There is a paucity of data regarding the antithrombotic pharmacology of the drug-drug interactions between the newer anticoagulant and antiplatelet agents. In this investigation, we have studied the antithrombotic effects of combinations of minimum effective doses of the glycoprotein IIb-IIIa receptor antagonist 7E3 [murine F(ab')2] with both heparin and the novel tripeptide arginal antithrombin efegatran (LY294468) in a canine model of coronary artery thrombosis.
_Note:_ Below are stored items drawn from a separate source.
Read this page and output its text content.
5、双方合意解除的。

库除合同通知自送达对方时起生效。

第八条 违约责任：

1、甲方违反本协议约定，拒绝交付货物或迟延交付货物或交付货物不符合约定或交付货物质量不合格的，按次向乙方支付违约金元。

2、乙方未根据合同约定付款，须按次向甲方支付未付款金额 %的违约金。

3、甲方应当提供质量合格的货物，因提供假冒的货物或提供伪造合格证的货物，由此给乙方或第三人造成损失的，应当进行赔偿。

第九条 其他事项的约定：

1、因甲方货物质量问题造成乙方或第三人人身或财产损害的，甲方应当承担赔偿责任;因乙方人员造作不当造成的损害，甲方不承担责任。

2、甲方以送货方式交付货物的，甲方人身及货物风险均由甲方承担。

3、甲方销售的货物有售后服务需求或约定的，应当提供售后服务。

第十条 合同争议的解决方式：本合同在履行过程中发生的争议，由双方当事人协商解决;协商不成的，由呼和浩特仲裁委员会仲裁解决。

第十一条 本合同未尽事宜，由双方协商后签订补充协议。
Thrombogenesis was initiated by electrolytic injury of the intimal surface of the left circumflex coronary artery. The groups studied were efegatran (0.25 mg . kg-1. h-1), heparin (80 U/kg, single injection, plus 30 U . kg-1. h-1), 7E3 (0.4 mg/kg, single injection), 7E3+efegatran, and 7E3+heparin. The combination of 7E3+efegatran was found to maintain better vessel patency (P < .05) at the end of the experiment (4 of 5 vessels) than all other groups (0 of 5, 0 of 4, 1 of 6, 2 of 7, and 1 of 6 for the vehicle-, heparin-, 7E3-, efegatran-, and 7E3+heparin-treated groups, respectively). Bleeding times were increased (P < .05) in both the 7E3+heparin group (fourfold) and the 7E3+efegatran group (threefold). 7E3 alone and both combination treatments produced significant reductions in ADP, arachidonic acid, and thrombin-induced platelet aggregation, whereas efegatran and heparin abolished only thrombin-induced aggregation.

The present investigation demonstrates that combination therapy with minimum effective doses of 7E3+efegatran provided enhanced antithrombotic efficacy compared with 7E3+heparin in this model of thrombosis.